The wretched assassin, a fanatic monk, was immediately seized by the guard. With difficulty they protected him from being torn to pieces by the infuriated people. His name was Francis Ravaillac. According to the savage custom of the times, he was subsequently put to death with the most frightful tortures.

Character of Henry IV.

The lifeless body of the king was immediately taken to the Tuileries and placed upon a bed. Surgeons and physicians hurried to the room only to gaze upon his corpse. No language can depict the grief and despair of France at his death. He had won the love of the whole nation, and, to the present day, no one hears the name of Henry the Fourth mentioned in France but with affection. He was truly the father of his people. All conditions, employments, and professions were embraced in his comprehensive regard. He spared no toil to make France a happy land. He was a man of genius and of instinctive magnanimity. In conversation he had no rival. His profound and witty sayings which have been transmitted to us are sufficient to form a volume. His one great and almost only fault sadly tarnishes his otherwise fair and honorable fame.

In Henry commenced the reign of the house of Bourbon. For nearly two hundred years the family retained the crown. It is now expelled, and the members are wandering in exile through foreign lands.

The truth to be enforced.

There is one great truth which this narrative enforces: it is the doctrine of freedom of conscience. It was the denial of this simple truth which deluged France in blood and woe. The recognition of this one sentiment would have saved for France hundreds of thousands of lives, and millions of treasure. Let us take warning. We need it.

Let us emblazon upon our banner the noble words, "Toleration – perfect civil and religious toleration." But Toleration is not a slave. It is a spirit of light and of liberty. It has much to give, but it has just as much to demand. It bears the olive-branch in one hand, and the gleaming sword in the other. I grant to you, it says, perfect liberty of opinion and of expression, and I demand of you the same.

Free speech.

Free press.

Free men.

Let us then inscribe upon the arch which spans our glorious Union, making us one in its celestial embrace, "Freedom of speech, freedom of the press, and free men."

Then shall that arch beam upon us like God's bow of promise in the cloud, proclaiming that this land shall never be deluged by the surges of civil war – that it never shall be inundated by flames and blood.

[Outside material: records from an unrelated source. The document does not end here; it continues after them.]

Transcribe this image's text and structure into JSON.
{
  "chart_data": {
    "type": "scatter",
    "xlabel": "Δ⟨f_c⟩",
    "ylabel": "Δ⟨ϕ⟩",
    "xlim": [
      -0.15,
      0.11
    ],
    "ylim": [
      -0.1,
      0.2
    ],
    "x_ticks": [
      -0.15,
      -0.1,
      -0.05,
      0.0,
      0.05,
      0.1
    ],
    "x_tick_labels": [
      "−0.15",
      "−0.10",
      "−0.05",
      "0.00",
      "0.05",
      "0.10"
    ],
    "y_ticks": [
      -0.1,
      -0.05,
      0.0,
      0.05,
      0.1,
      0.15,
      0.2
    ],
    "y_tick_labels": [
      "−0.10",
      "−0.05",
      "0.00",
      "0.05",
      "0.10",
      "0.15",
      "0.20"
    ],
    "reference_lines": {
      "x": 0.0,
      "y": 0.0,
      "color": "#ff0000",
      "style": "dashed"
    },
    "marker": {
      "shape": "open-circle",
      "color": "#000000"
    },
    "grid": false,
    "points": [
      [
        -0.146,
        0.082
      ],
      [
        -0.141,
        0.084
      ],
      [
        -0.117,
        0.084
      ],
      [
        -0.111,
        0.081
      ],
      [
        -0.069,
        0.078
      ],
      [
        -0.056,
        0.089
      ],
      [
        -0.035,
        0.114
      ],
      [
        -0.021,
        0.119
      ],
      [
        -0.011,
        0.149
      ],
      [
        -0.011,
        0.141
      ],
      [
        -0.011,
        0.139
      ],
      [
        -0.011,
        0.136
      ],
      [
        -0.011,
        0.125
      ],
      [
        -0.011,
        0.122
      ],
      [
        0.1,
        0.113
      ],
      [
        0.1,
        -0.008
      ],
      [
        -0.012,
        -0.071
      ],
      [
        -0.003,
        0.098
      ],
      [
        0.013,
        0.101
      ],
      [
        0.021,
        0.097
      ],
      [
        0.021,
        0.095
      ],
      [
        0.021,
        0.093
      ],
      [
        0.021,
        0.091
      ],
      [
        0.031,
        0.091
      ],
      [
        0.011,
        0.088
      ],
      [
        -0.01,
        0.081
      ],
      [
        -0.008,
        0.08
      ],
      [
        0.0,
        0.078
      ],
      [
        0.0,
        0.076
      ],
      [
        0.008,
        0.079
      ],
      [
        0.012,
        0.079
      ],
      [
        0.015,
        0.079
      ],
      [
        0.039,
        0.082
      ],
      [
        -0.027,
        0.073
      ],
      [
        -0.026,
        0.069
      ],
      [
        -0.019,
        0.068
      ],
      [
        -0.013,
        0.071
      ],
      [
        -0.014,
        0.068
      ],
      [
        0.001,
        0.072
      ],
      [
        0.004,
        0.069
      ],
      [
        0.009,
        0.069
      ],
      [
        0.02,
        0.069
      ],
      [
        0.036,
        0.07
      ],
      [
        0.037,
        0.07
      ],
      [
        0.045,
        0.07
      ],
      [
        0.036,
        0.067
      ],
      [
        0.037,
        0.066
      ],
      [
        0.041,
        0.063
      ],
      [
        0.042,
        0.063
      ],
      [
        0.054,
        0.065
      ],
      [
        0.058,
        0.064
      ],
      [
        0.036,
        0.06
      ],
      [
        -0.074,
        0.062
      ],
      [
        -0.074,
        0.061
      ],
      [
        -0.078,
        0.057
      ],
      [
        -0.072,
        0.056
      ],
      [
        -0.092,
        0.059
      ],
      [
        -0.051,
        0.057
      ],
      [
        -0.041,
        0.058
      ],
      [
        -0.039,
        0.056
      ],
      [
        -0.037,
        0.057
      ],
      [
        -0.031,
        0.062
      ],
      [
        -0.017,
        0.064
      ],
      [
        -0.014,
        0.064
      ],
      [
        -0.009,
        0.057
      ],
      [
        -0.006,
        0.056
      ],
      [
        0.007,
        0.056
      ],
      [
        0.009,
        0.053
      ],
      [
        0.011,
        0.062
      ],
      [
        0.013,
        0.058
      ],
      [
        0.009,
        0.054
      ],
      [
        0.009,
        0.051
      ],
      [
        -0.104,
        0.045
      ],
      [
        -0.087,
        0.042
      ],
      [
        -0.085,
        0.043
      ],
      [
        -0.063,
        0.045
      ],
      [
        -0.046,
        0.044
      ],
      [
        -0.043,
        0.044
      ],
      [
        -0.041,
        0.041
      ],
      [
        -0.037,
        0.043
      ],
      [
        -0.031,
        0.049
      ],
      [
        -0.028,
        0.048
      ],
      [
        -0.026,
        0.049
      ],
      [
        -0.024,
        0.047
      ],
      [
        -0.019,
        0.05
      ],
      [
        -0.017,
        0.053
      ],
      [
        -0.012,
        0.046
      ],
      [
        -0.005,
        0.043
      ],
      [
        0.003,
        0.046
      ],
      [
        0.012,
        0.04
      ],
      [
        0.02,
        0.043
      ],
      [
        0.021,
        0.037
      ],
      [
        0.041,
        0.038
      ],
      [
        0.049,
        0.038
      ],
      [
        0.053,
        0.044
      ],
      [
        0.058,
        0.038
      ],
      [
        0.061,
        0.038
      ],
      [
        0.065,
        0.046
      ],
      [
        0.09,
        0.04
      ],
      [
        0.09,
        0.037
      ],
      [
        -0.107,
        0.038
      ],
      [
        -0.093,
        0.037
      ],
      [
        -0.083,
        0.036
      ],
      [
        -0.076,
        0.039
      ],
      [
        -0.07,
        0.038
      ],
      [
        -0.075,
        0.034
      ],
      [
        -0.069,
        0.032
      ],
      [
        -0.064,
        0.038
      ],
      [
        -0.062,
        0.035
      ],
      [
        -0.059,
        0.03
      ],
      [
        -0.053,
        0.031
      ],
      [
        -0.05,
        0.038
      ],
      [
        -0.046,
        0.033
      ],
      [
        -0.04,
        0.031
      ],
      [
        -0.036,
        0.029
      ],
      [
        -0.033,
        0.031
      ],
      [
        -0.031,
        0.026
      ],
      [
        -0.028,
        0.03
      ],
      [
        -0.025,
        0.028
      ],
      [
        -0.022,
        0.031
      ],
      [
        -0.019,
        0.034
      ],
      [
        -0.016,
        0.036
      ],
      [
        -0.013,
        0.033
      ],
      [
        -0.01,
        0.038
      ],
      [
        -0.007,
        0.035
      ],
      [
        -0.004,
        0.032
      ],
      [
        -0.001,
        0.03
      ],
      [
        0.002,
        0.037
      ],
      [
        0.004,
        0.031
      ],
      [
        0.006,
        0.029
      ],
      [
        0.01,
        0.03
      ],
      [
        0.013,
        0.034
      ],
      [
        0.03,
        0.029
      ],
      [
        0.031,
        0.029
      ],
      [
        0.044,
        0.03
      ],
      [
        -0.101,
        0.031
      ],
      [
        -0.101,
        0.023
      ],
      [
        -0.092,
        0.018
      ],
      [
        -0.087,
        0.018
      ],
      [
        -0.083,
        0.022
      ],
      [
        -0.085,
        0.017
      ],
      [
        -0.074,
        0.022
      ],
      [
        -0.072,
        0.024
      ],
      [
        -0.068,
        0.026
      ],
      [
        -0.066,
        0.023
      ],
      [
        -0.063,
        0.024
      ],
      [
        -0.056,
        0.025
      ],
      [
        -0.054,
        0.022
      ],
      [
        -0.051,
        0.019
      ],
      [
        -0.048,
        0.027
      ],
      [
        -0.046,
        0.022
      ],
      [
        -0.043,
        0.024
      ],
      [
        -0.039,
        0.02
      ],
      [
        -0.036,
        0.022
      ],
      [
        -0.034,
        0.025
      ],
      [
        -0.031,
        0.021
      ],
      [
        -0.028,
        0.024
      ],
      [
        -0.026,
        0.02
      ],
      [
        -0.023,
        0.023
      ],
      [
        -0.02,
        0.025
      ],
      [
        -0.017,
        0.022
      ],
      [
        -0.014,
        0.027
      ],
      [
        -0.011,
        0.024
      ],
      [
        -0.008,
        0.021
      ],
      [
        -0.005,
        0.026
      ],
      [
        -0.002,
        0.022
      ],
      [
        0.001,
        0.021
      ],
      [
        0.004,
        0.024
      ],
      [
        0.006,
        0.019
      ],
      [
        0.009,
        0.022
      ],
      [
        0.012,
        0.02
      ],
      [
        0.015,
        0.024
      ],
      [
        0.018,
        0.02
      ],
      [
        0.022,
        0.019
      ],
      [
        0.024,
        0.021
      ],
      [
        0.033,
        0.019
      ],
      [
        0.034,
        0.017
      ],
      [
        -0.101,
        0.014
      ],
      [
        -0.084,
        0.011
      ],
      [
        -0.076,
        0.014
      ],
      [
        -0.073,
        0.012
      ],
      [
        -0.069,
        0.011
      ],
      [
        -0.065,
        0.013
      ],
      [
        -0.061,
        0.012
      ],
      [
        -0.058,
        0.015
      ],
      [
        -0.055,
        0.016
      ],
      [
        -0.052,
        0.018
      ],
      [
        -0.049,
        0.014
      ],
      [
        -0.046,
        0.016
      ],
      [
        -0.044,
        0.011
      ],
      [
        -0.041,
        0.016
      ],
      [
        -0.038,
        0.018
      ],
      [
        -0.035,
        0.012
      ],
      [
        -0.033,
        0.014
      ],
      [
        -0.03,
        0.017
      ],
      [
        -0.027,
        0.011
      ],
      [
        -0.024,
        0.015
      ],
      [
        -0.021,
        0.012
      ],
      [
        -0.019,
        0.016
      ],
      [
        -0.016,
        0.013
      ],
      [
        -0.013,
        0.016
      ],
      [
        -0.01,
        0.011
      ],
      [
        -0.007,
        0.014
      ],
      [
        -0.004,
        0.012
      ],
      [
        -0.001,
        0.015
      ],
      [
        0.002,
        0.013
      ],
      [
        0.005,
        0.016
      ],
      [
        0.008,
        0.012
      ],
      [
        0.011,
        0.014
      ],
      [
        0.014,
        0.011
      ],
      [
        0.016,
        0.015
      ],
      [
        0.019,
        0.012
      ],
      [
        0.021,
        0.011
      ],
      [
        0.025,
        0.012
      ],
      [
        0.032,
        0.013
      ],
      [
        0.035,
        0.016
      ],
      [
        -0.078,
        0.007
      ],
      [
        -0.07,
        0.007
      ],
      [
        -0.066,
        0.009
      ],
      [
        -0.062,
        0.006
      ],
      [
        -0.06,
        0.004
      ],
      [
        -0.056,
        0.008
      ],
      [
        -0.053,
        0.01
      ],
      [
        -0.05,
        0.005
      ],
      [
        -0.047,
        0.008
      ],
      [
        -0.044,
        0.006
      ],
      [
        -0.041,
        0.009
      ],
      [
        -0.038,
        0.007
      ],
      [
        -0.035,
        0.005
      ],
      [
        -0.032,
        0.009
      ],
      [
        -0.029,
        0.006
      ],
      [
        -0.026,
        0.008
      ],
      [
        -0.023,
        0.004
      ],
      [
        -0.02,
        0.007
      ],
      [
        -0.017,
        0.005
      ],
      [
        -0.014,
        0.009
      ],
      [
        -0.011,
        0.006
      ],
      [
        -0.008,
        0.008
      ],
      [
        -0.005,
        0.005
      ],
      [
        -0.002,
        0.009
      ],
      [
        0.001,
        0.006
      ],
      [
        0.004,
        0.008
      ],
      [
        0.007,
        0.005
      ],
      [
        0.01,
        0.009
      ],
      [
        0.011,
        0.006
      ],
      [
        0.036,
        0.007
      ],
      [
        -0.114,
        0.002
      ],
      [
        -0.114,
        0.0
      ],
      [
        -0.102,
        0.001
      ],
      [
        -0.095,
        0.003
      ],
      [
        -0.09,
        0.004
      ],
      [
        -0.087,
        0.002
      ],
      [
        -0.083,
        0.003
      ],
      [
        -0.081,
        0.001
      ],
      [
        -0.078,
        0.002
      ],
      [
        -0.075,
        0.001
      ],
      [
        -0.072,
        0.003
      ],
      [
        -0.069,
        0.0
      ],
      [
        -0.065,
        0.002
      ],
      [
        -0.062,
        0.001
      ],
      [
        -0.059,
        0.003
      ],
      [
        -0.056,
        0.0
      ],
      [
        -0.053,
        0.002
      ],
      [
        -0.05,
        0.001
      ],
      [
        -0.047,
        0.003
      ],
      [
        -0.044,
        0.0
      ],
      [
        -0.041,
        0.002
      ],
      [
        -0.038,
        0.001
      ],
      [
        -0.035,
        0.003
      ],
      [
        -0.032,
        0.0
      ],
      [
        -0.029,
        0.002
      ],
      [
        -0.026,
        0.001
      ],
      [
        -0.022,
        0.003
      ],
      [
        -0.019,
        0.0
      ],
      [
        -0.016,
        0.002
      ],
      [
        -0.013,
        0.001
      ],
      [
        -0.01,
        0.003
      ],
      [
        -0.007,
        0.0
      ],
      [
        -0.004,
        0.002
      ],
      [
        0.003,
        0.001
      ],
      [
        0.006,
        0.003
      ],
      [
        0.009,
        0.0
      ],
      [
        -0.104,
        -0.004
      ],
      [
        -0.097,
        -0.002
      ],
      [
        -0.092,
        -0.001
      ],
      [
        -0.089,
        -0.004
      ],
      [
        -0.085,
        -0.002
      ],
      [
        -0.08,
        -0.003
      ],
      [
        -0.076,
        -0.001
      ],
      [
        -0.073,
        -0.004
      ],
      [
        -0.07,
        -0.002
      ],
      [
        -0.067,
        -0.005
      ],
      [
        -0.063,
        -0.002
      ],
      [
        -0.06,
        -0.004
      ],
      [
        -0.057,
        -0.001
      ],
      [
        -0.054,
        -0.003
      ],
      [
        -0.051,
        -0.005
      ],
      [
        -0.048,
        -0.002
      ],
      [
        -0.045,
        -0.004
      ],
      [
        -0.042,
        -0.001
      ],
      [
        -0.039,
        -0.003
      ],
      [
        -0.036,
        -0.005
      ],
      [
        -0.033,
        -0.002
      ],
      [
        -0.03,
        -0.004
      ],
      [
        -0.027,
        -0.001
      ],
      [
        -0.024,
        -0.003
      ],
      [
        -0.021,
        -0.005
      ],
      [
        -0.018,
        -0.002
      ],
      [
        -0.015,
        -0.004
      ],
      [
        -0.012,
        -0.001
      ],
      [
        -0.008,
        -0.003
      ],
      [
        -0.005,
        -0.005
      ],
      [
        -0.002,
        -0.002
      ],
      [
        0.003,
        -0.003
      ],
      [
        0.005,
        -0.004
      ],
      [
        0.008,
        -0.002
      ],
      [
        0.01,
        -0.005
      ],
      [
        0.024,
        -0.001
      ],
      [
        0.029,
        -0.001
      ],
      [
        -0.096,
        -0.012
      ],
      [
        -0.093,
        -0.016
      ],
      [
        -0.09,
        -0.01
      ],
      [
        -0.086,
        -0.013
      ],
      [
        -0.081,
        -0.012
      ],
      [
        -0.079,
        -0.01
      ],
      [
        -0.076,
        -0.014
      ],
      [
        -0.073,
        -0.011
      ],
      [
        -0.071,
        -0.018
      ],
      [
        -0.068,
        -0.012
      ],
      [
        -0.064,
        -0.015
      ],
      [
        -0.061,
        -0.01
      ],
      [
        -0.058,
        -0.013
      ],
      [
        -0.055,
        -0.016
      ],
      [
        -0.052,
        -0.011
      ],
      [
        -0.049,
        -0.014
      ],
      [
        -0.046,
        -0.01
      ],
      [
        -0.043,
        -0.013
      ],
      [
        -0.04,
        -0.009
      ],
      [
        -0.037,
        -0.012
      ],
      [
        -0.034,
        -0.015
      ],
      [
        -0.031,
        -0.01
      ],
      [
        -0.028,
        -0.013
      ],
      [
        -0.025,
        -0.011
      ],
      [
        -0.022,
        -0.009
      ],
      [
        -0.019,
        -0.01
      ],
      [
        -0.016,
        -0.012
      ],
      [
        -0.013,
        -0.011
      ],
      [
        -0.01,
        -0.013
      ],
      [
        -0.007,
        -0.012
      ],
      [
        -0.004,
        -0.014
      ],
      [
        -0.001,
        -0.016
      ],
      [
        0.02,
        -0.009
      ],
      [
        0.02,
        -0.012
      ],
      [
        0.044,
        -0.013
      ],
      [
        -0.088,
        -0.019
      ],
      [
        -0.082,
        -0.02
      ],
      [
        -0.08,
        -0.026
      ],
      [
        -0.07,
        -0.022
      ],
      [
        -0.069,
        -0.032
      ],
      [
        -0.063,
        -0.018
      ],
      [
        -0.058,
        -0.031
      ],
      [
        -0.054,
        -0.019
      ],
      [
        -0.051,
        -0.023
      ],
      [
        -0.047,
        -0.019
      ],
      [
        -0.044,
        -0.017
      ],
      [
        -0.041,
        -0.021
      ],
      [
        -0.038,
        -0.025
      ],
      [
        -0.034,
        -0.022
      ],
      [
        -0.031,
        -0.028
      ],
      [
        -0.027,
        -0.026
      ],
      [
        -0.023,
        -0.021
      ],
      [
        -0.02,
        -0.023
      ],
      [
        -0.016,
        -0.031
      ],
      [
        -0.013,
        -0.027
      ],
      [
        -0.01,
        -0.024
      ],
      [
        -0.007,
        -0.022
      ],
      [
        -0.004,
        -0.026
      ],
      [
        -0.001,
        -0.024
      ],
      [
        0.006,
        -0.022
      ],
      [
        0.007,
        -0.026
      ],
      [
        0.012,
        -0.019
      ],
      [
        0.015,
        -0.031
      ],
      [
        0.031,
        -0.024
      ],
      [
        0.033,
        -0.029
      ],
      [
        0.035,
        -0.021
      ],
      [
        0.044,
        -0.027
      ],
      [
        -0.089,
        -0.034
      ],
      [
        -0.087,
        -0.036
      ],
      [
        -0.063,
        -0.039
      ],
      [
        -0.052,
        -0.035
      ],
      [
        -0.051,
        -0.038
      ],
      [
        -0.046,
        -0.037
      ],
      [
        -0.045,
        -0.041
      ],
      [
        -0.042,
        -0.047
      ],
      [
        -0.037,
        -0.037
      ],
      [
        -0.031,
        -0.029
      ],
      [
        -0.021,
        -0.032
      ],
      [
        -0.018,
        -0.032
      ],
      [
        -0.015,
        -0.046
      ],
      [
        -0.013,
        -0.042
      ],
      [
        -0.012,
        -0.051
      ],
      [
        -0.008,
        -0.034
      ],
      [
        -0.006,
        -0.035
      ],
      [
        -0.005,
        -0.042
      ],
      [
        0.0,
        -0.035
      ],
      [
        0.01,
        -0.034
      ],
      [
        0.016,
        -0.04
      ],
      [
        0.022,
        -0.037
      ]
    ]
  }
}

The human mind is now so roused that it will have this liberty; and if there are any institutions of religion or of civil law which can not stand this scrutiny, they are doomed to die. The human mind will move with untrammeled sweep through the whole range of religious doctrine, and around the whole circumference and into the very centre of all political assumptions.

 

Practical application of the moral.

If the Catholic bishop have a word to say, let him say it. If some one, rising in the spirit and power of Martin Luther, has a reply to make, let him make it. Those who wish to listen to the one or the other, let them do so. Those who wish to close their ears, let them have their way.

Our country is one. Our liberty is national. Let us then grant toleration every where throughout our wide domain, in Maine and in Georgia, amid the forests of the Aroostook and upon the plains of Kansas.